Dediğiniz gibi son dönemlerde yeni yatırımlarımızla sürekli konuşuluyoruz. Önce Kaşıbeyaz’ın merkez üssü Florya’yı yenileyerek eski günlerini hatırlatan bir dekorasyona kavuşturduk. Sonra Büyükçekmece Kıyı’da ve Bahçeşehir Gölet’te yeni restoranlarımızı açtık. Bir yandan da Kaşıbeyaz Baklava ve Satır Arası markalarımızın şubelerine yoğunlaştık. Oldukça da yoğun ve güzel geri dönüşler aldık. Bir yandan yurt içinde yeni restoranlarımızın nerelerde açılması gerektiği konusunda hummalı bir çalışma yürütürken bir yandan da yurt dışındaki yeni şubelerimize yoğunlaştık.
Yurt dışında restoran açmaya nasıl karar verdiniz?
Aslına bakarsanız uzun yıllardan beri ciddi teklifler alıyorduk. Yurt dışına çıktığımız her yerde Kaşıbeyaz tutkunlarıyla karşılaşıyorduk. İstanbul’a gelen her yabancının yolu mutlaka bir Kaşıbeyaz’dan geçmiş. Onların da yurt dışında restoran açmamız için ciddi bir ısrarı vardı. Biliyorsunuz birkaç yıl önce birçok Türk markasının yurt dışı ataklarına birlikte şahit olmuştuk. Biz o günlerde dahi temkinli davrandık. Çünkü markamız, bizim soy ismimiz ve yıllardır oturttuğumuz bir kalite ve hizmet anlayışı var. Eğer bunu sağlayabileceksek, evet yurt dışında olmalıydık. Şu anda yurt dışına açılmak için en doğru zamanımızdayız. Yıl sonuna kadar İran, Özbekistan, Katar ve Mısır’da 4 restoran açacağız. Önümüzdeki dönemde de bu restoranların dışında Mısır’da 3, İran’da bir restoran daha açacağız.
Peki Türkiye için de yeni yatırımlar var mı?
Tabii. İstanbul’da 7, Ankara’da da 1 restoranımız var. Yıl sonuna kadar da İstanbul ve Ankara dışında belirlediğimiz 2 şehirde, 2 yeni restoran açacağız. Bir yandan da Kaşıbeyaz Baklava ve Satır Arası markalarımızı büyütmeye devam ediyoruz. Burada bir parantez açmamız gerekirse bu iki markamızı da Kaşıbeyaz çatısı altında yurt dışına taşıyoruz.
Kaşıbeyaz gastronomi olarak Türk mutfağına yönelik hangi evrensel mesajları vermek istiyorsunuz?

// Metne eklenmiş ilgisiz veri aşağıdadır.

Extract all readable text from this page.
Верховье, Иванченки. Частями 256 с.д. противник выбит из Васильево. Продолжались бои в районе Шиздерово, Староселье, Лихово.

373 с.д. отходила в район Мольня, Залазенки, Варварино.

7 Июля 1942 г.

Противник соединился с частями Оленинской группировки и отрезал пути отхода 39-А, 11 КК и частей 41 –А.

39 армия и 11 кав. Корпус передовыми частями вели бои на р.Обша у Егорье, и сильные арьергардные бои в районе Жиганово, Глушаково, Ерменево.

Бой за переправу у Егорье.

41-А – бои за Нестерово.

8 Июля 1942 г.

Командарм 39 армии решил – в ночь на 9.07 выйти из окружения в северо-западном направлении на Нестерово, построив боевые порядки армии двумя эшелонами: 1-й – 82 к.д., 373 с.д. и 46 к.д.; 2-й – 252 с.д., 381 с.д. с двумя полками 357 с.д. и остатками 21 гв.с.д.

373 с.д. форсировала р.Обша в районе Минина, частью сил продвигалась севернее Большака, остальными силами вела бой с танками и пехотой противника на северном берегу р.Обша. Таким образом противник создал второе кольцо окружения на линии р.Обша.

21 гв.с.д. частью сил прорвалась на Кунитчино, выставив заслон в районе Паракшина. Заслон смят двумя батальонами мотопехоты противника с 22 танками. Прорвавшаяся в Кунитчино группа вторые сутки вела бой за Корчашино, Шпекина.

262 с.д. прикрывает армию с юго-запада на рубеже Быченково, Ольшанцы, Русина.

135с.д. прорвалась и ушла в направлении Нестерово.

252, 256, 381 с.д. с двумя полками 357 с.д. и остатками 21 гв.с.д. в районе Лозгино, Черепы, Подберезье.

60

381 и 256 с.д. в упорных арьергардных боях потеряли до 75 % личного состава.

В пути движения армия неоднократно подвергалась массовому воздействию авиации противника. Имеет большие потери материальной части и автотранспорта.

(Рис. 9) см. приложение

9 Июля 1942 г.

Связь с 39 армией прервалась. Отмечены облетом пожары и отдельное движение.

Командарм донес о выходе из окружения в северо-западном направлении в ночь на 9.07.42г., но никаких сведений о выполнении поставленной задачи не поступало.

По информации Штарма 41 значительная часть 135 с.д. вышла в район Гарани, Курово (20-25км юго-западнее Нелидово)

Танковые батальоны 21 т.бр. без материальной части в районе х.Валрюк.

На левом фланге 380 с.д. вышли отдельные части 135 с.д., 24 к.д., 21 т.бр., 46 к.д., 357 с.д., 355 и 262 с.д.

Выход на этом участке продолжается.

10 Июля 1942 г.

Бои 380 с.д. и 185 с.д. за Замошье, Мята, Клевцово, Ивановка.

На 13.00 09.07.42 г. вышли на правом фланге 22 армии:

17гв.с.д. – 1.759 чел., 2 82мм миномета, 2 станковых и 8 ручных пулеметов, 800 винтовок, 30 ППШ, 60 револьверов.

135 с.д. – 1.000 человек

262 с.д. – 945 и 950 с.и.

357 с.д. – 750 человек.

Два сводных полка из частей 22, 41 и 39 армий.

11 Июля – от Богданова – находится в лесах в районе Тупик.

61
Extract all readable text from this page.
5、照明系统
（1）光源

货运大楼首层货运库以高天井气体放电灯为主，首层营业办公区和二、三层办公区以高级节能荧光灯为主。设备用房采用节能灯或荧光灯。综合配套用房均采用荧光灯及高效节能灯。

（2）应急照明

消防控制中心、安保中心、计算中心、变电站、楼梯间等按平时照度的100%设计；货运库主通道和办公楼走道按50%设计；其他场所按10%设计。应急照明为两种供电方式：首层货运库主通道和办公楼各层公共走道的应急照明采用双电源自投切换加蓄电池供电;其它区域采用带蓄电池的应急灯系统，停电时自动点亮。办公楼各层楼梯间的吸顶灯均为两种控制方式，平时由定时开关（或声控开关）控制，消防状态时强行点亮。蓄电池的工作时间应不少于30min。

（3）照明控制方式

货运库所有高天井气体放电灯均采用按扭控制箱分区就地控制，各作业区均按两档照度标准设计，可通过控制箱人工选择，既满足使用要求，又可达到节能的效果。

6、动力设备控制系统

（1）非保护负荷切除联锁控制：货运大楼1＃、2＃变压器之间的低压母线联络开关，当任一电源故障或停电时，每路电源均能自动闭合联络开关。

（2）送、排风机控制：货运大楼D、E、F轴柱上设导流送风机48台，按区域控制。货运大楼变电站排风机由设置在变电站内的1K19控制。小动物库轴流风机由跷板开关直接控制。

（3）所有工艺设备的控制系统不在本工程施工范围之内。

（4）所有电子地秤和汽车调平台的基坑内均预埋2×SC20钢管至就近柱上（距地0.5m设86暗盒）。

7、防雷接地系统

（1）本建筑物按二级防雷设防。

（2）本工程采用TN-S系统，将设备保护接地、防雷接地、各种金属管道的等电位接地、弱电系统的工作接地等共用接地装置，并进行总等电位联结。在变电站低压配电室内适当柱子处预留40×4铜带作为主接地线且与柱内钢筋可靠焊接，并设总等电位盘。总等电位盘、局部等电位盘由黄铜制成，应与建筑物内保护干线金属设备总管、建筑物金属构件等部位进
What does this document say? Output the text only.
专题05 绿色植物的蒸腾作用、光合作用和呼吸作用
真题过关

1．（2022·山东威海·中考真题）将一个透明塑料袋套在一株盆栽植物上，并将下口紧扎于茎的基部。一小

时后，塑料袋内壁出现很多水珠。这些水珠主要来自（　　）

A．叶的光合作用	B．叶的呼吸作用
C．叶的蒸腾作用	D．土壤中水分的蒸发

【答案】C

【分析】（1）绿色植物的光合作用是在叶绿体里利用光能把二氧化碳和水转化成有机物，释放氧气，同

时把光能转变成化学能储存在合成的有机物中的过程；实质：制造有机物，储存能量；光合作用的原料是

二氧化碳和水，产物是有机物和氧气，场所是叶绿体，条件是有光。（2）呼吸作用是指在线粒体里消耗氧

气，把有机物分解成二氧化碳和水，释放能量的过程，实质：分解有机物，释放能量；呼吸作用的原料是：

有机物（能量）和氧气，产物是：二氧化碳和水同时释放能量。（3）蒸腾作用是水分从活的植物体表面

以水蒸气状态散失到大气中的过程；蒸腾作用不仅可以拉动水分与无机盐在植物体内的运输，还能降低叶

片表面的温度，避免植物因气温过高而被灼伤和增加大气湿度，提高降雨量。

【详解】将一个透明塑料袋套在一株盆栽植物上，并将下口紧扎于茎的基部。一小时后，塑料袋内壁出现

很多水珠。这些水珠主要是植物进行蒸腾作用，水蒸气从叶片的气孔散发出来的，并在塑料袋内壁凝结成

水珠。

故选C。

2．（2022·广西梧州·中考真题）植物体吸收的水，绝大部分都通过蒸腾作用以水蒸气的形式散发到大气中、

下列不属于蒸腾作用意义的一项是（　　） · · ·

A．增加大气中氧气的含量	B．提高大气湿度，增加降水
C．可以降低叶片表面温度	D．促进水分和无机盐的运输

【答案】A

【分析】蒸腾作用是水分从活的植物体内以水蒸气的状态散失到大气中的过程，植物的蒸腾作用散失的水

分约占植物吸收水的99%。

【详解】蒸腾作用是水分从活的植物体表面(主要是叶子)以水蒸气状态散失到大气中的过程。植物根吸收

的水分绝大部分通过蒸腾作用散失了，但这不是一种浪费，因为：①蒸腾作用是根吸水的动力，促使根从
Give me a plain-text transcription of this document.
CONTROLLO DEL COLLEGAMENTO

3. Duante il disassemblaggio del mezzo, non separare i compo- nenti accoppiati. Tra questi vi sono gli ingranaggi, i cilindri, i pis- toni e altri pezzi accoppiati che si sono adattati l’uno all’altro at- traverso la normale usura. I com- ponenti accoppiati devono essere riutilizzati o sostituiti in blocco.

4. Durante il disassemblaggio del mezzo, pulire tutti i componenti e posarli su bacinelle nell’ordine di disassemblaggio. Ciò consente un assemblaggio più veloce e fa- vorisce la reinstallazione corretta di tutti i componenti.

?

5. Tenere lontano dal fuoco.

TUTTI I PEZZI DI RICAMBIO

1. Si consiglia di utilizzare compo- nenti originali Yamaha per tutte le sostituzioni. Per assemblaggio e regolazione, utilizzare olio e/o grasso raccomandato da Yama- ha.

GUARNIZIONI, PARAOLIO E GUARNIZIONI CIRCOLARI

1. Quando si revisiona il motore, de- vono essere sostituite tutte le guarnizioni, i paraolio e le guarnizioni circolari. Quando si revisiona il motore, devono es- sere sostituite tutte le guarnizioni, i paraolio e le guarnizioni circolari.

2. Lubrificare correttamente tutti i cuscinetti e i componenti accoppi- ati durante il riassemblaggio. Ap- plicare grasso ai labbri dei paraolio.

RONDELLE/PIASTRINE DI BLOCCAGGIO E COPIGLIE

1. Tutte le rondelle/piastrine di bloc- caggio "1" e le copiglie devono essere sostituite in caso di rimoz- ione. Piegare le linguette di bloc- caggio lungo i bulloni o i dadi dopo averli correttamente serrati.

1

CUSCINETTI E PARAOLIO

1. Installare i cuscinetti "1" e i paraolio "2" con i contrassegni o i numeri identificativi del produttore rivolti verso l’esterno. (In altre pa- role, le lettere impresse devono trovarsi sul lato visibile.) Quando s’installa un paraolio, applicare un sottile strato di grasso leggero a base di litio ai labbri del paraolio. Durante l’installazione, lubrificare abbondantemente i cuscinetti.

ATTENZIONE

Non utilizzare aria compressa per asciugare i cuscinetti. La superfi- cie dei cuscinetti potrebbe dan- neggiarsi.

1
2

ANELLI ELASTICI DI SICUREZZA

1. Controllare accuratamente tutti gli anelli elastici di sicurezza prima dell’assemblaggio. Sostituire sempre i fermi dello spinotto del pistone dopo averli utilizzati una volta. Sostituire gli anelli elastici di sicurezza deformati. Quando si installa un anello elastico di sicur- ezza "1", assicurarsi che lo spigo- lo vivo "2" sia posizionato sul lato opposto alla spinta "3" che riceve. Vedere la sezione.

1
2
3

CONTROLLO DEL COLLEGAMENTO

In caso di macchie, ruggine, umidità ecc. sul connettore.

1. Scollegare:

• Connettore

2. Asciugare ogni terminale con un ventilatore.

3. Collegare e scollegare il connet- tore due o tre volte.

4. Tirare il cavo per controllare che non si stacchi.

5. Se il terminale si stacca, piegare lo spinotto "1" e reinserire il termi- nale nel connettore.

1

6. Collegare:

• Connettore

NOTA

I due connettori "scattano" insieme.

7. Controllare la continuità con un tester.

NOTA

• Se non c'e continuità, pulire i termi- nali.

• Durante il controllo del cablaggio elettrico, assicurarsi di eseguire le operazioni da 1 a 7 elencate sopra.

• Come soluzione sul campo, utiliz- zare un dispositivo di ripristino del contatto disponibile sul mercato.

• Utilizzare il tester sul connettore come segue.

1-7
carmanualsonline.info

Kullandığımız tüm ürünleri yöresinden tercih ediyoruz. Örneğin mevsimsel keme kebabımız Urfa tarafında yetişen keme mantarından yapılıyor. Kebap için kullandığımız bir domatesle salatada kullandığımız domates aynı değil. Hepsi kullanım yerine göre ayrı bölgelerden tercih ediliyor. Altını çizmek istediğim bir konuda, sadece ülkemizde yetişen kuzu ve dana etlerini kullanıyoruz. Yerel olana sahip çıkıp kendi mutfağımıza has lezzetleri koruma gayemiz var. Yurt dışına giderken de bu özelliğimizi oraya taşıyacağız. Böylece Türk mutfağını yeni restoranlarımız üzerinden yurt dışına taşırken Türkiye’nin marka değerine de katkı sunmuş olacağız.